Una docena de profesionales y técnicos de la Comunidad de Madrid participa en un programa internacional de formación en Portugal para conocer nuevas técnicas de olivicultura e impulsar la innovación en el sector
La innovación también se aprende sobre el terreno. Por eso, una docena de profesionales y técnicos de la Comunidad de Madrid participa estos días en un programa internacional de formación en Portugal. El objetivo es conocer nuevas técnicas de olivicultura y aplicarlas después en el campo madrileño.
La iniciativa está organizada por el Instituto Madrileño de Investigación y Desarrollo Rural, Agrario y Alimentario (IMIDRA). Además, coincide con la celebración del II Congreso Mundial del Aceite de Oliva, que tendrá lugar los días 2 y 3 de julio en Lisboa. Los participantes han sido seleccionados por la Cámara Agraria de Madrid y asistirán a jornadas técnicas, talleres, visitas y encuentros con especialistas del sector.

Durante esta estancia conocerán centros de investigación especializados en olivicultura. También descubrirán nuevas soluciones para la sanidad vegetal. Asimismo, visitarán cooperativas y almazaras portuguesas para intercambiar experiencias sobre producción, innovación y calidad del aceite de oliva.
Todo ese aprendizaje permitirá reforzar el olivar madrileño. Además, facilitará la incorporación de nuevas técnicas y contribuirá a mejorar la competitividad de las explotaciones. De esta forma, el sector estará mejor preparado para afrontar los retos del futuro.
Esta acción forma parte del programa de intercambio de conocimientos internacionales incluido en el Plan de Dinamización del Sector Primario de la Comunidad de Madrid. Entre sus objetivos destacan el relevo generacional y el apoyo a los jóvenes agricultores y ganaderos que quieren desarrollar su futuro profesional en el medio rural.
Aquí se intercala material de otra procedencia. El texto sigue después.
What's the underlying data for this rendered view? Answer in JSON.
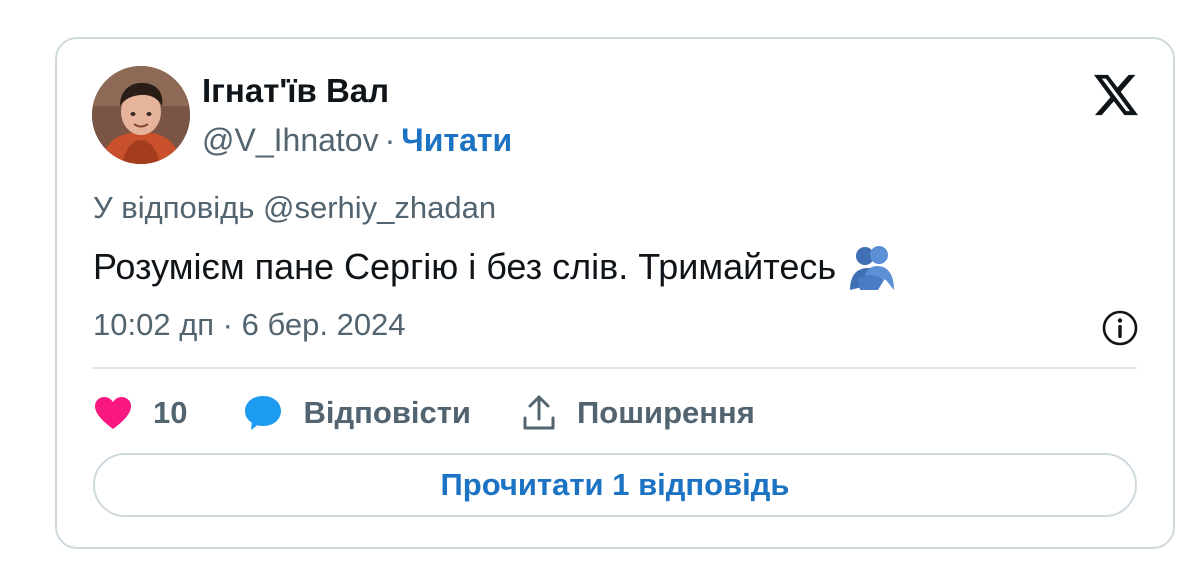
{
  "author": {
    "name": "Ігнат'їв Вал",
    "handle": "@V_Ihnatov",
    "separator": "·",
    "follow_label": "Читати"
  },
  "tweet": {
    "reply_to": "У відповідь @serhiy_zhadan",
    "text": "Розумієм пане Сергію і без слів. Тримайтесь",
    "emoji": "people-hugging-emoji",
    "timestamp": "10:02 дп · 6 бер. 2024"
  },
  "actions": {
    "like_count": "10",
    "reply_label": "Відповісти",
    "share_label": "Поширення"
  },
  "read_replies_label": "Прочитати 1 відповідь",
  "icons": {
    "brand": "x-logo-icon",
    "info": "info-icon",
    "like": "heart-icon",
    "reply": "speech-bubble-icon",
    "share": "share-icon"
  },
  "colors": {
    "link": "#1d73c3",
    "like": "#f91880",
    "reply": "#1d9bf0",
    "text": "#0f1419",
    "muted": "#536471",
    "border": "#cfd9de"
  }
}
No es la primera vez que se desarrolla esta iniciativa. En ediciones anteriores, profesionales madrileños visitaron explotaciones, cooperativas y centros de investigación de Francia relacionados con la ganadería y el sector vitivinícola. Gracias a estas experiencias, el campo madrileño ha incorporado nuevas técnicas, ha avanzado en la digitalización y ha reforzado la profesionalización de sus explotaciones.
El intercambio de conocimientos es una herramienta fundamental para que el olivar madrileño siga creciendo. Aprender de otras regiones, compartir experiencias y conocer nuevas formas de trabajar ayuda a construir un sector más innovador, competitivo y preparado para el futuro.